I first began working with a Honeywell Level 6 Computer in 1980. It was great machine, for which I have many fond memories. I am forwarding the CPU and main memory board of the system, which I kept for sentimental reasons. Hope I have found a good home for them.
In 1980 I had just started as a programmer trainee in a branch of the NY State government that regulated the insurance industry. I was the first person hired into a programming title, everyone else were insurance examiners who had taken a few programming courses. When I joined the Level 6 had just been purchased, and was sitting, turned off, in a conference room that had been converted into “the computer room”. That consisted of knocking out one panel of the wall and putting a large fan in. No separate air conditioning, no raised floor, none of the other niceties you would expect in a computer room.
Everyone else was working on their projects, which consisted primarily of writing programs to cross-check the accounting on filings from insurance companies. We would all write programs on coding forms, then punch them on one of two punch cards machines. When it came time to run them, you would pack them up in a metal box and take the elevator down to the 44th floor (we were on the 80th floor of World Trade Center #2) to the office of the state agency that ran the mainframes. There your cards were read, your program run, and you could pick up printer output from your previous runs. There were no terminals or printers for these mainframes on our floor, so this was the day's routine.
I had a couple of minor assignments on punch-card based mainframe programs but had plenty of extra time, so I asked if I could start experimenting with the Level 6. That is when the fun began, as it became my exclusive domain.
Our system was a five foot high black cabinet with an open reel tape drive built into the front. Next to it was our disk drives, two stack drives that resembled a washing machine in which you could change the disk by loading in a 5 platter disk pack that resembled a cake box. Each drive held 80 megabytes which seems hilariously small today but was consistent with the technology of the time. Eventually we added a “massive” 1.2 gig drive, another washing machine with a 10 platter cake box to load. A line printer and 5 black and white terminals rounded out the installation.

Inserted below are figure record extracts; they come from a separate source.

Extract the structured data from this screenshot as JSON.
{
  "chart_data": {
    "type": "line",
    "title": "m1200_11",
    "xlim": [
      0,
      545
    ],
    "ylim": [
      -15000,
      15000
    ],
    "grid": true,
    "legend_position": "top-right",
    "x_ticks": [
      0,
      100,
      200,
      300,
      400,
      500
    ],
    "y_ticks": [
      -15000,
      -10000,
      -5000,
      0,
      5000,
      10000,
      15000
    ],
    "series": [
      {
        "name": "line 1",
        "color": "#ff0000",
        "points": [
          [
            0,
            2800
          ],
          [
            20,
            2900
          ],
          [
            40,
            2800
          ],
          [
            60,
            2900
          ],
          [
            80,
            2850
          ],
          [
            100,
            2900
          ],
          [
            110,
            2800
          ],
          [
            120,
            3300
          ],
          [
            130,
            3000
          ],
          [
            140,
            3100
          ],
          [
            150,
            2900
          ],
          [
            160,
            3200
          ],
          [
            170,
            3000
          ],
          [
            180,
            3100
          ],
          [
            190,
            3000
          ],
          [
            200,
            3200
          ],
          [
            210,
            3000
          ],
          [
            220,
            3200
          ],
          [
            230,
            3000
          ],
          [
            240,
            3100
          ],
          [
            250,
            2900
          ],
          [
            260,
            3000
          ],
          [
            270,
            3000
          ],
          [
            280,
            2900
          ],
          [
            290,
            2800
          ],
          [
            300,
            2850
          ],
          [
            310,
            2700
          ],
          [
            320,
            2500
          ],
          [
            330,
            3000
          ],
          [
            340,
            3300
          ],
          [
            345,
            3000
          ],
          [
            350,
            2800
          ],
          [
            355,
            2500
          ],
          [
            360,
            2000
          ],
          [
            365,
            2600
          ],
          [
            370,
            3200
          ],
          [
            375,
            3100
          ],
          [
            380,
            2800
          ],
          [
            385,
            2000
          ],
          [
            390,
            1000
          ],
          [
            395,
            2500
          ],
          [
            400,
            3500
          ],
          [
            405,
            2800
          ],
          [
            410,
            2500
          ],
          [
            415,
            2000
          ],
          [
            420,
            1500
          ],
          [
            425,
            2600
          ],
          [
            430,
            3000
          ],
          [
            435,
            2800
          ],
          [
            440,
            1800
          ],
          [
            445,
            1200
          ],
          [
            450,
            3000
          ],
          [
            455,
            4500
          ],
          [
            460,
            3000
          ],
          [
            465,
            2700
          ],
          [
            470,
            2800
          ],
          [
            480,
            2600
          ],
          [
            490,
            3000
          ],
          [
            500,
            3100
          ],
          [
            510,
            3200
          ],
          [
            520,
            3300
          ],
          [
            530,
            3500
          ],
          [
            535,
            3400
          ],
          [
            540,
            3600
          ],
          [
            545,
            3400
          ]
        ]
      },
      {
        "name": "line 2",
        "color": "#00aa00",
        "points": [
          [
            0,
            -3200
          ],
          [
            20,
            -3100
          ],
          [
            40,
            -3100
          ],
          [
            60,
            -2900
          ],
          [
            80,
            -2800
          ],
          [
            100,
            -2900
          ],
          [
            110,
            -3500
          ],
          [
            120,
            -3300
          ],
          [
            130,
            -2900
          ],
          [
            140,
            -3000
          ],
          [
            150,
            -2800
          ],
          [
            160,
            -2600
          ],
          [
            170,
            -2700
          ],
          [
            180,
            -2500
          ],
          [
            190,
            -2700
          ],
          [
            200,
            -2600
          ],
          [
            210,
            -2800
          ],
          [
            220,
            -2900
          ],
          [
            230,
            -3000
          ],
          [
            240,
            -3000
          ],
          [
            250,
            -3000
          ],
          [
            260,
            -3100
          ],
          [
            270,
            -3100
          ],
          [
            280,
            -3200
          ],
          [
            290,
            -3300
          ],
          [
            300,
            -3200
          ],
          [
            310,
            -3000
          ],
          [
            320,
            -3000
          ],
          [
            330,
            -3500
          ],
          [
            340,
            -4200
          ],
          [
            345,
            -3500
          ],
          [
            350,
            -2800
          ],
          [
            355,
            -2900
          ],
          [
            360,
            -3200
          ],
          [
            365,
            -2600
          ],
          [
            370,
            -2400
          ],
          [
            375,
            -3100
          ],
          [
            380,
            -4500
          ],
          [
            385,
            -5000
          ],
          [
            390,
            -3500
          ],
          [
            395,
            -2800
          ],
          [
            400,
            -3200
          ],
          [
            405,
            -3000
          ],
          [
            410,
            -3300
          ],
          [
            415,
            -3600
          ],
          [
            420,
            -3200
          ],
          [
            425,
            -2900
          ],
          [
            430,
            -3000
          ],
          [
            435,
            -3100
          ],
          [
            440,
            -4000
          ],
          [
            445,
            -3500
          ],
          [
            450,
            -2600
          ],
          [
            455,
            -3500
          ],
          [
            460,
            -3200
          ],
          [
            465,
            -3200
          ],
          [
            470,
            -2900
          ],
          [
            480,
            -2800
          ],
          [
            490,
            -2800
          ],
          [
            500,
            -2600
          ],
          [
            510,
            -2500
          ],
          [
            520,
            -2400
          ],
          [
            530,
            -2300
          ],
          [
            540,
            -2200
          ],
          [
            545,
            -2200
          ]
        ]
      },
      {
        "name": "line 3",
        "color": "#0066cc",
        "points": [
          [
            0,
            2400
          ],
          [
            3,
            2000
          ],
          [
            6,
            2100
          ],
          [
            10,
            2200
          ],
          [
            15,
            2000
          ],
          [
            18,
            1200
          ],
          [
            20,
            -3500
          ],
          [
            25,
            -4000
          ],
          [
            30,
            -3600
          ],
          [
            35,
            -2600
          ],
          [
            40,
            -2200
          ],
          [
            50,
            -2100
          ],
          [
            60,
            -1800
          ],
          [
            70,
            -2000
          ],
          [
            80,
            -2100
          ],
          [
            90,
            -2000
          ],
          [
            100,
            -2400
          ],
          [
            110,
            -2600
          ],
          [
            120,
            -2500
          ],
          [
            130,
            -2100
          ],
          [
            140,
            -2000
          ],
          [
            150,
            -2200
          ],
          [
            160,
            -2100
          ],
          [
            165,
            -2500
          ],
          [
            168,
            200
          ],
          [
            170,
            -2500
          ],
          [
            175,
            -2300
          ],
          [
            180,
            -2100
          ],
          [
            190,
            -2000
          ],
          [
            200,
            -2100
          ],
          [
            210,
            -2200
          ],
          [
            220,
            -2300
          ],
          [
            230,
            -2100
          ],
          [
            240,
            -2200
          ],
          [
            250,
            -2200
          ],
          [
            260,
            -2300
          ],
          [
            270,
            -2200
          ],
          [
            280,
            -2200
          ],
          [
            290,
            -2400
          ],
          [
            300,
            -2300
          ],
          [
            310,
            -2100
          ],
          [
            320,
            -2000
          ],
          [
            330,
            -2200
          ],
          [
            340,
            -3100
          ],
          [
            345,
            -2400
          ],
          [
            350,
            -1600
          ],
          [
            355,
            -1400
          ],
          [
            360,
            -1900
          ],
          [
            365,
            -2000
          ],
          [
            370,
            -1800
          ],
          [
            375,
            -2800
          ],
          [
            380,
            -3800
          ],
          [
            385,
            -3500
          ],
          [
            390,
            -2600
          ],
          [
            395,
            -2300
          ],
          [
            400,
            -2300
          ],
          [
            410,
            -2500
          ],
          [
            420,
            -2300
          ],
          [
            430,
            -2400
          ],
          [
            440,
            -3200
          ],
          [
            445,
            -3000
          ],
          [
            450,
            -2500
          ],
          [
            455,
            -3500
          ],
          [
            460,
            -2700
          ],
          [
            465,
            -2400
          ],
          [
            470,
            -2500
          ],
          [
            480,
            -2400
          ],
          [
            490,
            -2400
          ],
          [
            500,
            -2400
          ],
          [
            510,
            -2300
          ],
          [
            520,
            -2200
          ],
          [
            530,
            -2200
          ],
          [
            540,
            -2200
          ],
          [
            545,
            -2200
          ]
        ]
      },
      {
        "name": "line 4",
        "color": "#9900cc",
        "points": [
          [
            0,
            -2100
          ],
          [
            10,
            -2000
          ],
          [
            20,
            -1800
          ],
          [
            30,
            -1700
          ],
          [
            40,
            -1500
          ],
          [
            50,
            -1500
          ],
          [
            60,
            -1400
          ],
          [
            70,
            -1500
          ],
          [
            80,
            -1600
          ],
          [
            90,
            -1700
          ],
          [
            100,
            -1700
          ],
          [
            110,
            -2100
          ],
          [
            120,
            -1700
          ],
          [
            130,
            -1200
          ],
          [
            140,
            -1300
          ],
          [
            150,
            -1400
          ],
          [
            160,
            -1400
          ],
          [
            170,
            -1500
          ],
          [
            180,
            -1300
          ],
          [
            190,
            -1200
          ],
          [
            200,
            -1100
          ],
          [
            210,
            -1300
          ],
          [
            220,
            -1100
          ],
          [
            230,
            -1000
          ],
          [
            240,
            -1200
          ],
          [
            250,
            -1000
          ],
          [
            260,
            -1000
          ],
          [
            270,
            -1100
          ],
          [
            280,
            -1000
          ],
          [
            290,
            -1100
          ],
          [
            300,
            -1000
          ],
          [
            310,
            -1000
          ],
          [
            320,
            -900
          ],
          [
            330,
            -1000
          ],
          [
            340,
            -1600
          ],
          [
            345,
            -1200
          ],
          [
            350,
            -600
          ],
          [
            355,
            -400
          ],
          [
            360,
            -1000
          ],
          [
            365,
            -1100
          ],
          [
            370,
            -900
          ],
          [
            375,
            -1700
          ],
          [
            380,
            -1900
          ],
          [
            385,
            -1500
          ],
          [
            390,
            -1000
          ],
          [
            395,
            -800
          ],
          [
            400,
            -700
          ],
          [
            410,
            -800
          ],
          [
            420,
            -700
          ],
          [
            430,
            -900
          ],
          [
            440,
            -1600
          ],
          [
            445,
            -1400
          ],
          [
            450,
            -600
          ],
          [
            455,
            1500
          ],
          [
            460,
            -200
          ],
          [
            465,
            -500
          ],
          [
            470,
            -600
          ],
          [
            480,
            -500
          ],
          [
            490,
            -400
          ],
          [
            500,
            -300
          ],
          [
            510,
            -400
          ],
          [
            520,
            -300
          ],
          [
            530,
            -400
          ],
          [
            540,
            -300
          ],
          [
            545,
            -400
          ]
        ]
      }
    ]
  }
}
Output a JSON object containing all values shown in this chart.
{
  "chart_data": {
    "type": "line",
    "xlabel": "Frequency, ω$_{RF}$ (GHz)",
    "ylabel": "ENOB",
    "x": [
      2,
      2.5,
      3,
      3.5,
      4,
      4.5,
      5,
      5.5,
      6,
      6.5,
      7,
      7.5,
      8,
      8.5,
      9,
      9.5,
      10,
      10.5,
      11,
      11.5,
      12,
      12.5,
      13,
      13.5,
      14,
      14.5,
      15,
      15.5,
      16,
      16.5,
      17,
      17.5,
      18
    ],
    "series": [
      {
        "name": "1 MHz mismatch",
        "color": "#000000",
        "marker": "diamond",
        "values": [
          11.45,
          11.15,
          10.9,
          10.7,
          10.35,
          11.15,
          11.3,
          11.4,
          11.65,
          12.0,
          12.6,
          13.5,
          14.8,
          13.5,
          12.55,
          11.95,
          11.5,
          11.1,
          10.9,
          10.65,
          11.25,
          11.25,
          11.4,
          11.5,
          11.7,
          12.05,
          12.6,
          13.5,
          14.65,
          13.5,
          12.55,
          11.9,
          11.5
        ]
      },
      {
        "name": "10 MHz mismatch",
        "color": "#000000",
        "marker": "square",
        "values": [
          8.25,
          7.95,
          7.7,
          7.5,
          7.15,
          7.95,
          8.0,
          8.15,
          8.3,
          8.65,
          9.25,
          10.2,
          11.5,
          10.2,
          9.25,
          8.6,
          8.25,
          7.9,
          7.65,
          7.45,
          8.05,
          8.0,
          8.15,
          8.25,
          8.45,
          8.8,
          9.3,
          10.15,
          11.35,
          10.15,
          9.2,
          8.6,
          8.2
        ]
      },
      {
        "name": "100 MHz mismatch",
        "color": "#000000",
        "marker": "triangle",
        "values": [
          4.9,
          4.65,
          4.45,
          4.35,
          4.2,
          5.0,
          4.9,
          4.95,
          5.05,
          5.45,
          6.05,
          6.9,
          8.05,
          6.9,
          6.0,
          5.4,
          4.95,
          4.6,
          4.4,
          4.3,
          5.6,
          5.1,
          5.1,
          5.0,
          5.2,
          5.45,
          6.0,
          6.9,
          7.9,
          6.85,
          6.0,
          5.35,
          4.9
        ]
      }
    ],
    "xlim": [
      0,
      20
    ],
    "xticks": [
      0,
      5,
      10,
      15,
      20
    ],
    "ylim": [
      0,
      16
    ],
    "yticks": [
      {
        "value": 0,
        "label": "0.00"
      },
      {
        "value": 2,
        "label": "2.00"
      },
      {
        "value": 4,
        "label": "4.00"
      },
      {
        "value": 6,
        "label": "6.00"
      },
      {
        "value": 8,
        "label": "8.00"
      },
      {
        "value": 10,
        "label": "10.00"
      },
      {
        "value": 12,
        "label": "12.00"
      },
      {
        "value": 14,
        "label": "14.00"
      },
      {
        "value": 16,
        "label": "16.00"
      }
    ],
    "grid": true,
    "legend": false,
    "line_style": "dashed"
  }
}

My goal was to write the first interactive systems to speed up some of the Department's administrative functions, which were woefully manual and backlogged. After studying the manuals and experimenting with coding, I got permission to put together a system for automating the management of no-fault arbitration forums and then eventually consumer complaints and investigations. Consumer complaints were particularly gratifying, as the time to get out basic acknowledgements and inquiry letters for a new case dropped from six months to three days, and the case backlog and average time to resolution plummeted.
These were very exciting times since I was the only systems programmer and application developer on the Level 6 for the first 3 years or so. Very exciting for a 21 year old. The two statewide shared mainframe systems were an IBM and a Honeywell, so naturally we started calling the mainframe “Big Honeywell” and the Level 6 “Little Honeywell”. I was always lobbying to put things on Little Honeywell instead of the mainframes.
We coded apps for the Level 6 in COBOL (it did support other languages, but this is what we used). COBOL is not the first language that comes to mind when you think of interactive systems, but it had a bunch of calls that let you manipulate the screen, and it worked surprisingly well. Current coders would be amazed at just how much could be done with a system with so little power (by current standards), so little memory (I think the main memory board was only 2 meg) and so little disk. But everything was character based and did not need all the resources that Windows and all the other graphic based products would eventually demand. I even was given a copy of a character-based “Space Invaders” game for it, by one of the Honeywell salespeople. You “shot” periods at the descending ships made of asterisks. As you may remember in Space Invaders, from time to time a flying sauce would go across the top of the screen that you could shoot for extra points. In this character-based version, it was composed of the name “Doris” in multiple parentheses. We would all speculate on whether Doris was someone the developer adored, who he wanted to honor by putting in his game, or someone he despised, who he wanted to make everyone shoot at.
By the time time the Level 6 (by then renamed the DPS 6 by Honeywell) was retired, she had been living in a proper computer room with 25 remote terminals scattered around the Department running an assortment of interactive apps that I, and by then a couple of other staff, had developed. A true workhorse for its time.
Along the way the Department had become dependent enough on the Level 6 that it paid for a complete system upgrade. That included replacing the CPU board and the main memory board. I was somewhat shocked that the two replaced boards just got tossed in the trash. So I fished them out and kept them as mementos. They have been in my closet for nearly 40 years now. I hope that the RICM will be able to put them to some use.